Terlepas dari hal itu, Putra melihat yang penting menjadi perhatian adalah Pertamina harus mampu menyampaikan kepada publik hasil audit eksternal yang menyeluruh di seluruh fasilitas mereka, hulu sampai ke hilir.

"Menurut hemat saya audit internal tidak memadai mengingat kejadian berulang," imbuhnya.

Putra pun tak menampik kebakaran pada kilang Pertamina yang berulang ada kemungkinan merupakan sabotase guna menyudutkan para petinggi perusahaan, seperti direktur utama hingga komisaris.

Namun, hal itu perlu dibuktikan melalui investigasi, tidak boleh hanya spekulasi.

"Kemungkinan sabotase harus bisa dibuktikan melalui investigasi dan tidak bisa sebatas spekulasi. Utamanya mengingat bahwa kejadian berulang terjadi di dalam fasilitas dengan parameter keamanan yang jelas," ucap Putra.

Agar ledakan di kilang tak lagi terjadi, ia pun menekankan audit eksternal dari pihak yang kompeten harus dibuka ke publik. Lalu, Pertamina juga perlu memprioritaskan fasilitas mana yang memiliki resiko paling tinggi dan memperbaiki standar sesuai dengan hasil audit tersebut.

Kemudian, Pertamina juga harus membandingkan standar keselamatan mereka dengan fasilitas-fasilitas di negara lain. Menurut Putra, Singapura dan Malaysia bisa jadi percontohan terdekat.

Memang, kejadian kebakaran terkadang terjadi di negara lain, termasuk Malaysia, tetapi Putra menilai perulangan kejadian di Pertamina tidak bisa ditoleransi. Apalagi, perusahaan pelat merah itu punya klaim ingin menjadi world class company.

"Yang saya agak khawatir adalah bahwa sebagian fasilitas Pertamina sudah tidak layak pakai namun dipaksakan, karenanya dibutuhkan audit eksternal yang kredibel," sambung Putra.

Perlu Investigasi Detail

Setali tiga uang, Direktur Eksekutif Institute for Essential Services Reform (IESR) Fabby Tumiwa menuturkan semua kecelakaan di kilang Pertamina seharusnya diinvestigasi secara detail dan mendalam sehingga diketahui penyebabnya dan dicari akar masalahnya.

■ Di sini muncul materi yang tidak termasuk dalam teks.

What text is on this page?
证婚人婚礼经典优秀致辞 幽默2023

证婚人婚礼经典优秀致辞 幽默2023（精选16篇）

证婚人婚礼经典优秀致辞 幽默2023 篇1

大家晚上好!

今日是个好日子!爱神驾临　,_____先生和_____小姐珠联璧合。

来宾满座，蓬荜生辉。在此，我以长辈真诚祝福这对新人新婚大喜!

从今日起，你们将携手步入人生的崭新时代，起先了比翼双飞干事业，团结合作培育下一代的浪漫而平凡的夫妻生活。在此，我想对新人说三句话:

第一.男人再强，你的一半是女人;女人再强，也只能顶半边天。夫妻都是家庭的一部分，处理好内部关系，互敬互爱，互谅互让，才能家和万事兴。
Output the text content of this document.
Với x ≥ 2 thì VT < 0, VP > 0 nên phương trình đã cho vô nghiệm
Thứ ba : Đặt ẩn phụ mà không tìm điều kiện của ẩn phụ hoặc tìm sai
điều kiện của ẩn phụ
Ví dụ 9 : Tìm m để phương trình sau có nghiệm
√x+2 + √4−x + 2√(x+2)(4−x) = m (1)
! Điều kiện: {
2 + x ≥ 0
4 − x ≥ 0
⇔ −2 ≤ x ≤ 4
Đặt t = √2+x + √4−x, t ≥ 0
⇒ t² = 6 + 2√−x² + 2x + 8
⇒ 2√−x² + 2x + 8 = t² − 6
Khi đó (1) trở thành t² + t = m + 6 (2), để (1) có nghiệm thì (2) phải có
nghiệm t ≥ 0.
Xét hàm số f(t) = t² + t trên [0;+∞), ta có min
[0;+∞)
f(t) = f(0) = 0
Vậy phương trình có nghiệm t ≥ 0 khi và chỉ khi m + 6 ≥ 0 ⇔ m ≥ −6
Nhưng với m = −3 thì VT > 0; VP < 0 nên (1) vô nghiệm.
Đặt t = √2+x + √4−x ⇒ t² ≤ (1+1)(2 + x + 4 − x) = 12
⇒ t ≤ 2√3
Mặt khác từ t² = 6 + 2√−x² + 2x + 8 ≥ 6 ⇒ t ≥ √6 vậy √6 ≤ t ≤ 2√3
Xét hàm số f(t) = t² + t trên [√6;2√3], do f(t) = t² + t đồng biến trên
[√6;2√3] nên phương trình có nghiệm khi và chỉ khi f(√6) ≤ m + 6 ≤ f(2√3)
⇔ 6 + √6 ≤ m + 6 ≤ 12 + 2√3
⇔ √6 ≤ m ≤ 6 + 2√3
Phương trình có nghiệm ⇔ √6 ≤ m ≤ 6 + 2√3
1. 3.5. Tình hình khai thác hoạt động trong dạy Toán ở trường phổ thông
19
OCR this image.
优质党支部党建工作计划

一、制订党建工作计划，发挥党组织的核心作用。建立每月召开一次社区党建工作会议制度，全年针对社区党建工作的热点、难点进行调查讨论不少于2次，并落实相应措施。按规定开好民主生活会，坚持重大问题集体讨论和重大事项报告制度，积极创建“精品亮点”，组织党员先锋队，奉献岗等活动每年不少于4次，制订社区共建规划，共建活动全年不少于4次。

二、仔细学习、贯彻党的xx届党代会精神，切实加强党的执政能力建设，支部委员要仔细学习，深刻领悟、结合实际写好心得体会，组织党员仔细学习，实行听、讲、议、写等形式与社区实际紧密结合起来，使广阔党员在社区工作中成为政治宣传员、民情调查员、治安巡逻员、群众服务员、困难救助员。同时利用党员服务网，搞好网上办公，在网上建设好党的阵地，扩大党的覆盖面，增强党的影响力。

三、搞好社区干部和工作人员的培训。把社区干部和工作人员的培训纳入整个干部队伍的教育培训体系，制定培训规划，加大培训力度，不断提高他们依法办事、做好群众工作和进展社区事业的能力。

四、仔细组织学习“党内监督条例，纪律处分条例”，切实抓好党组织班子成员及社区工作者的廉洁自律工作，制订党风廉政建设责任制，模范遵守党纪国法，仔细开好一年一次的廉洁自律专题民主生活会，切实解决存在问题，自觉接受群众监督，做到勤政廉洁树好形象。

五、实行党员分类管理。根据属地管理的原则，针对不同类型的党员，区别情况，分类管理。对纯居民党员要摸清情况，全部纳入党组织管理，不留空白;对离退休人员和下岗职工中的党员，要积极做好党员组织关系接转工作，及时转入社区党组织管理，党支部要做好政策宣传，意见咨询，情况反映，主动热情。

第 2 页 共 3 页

Ia juga menilai publik tidak bisa menutup mata terkait adanya faktor sabotase. Namun, hal itu harus dibuktikan dengan bukti-bukti yang cukup.

"Jadi saran saya lakukan investigasi menyeluruh dan libatkan ahli, termasuk aparat kepolisian dan intelijen untuk temukan penyebab atau pemicu ledakan serta akar masalahnya," tutur Fabby.

Ia pun mengingatkan bahwa Pertamina seharusnya memiliki sistem pemeliharaan yang regular dan predictive maintenance. Selain itu Pertamina juga perlu memiliki protokol keamanan yang tinggi untuk fasilitas kilang yang mudah meledak dan terbakar.

Pasalnya, publik tidak tahu apakah ada kesengajaan atau kelalaian dalam setiap kecelakaan di kilang.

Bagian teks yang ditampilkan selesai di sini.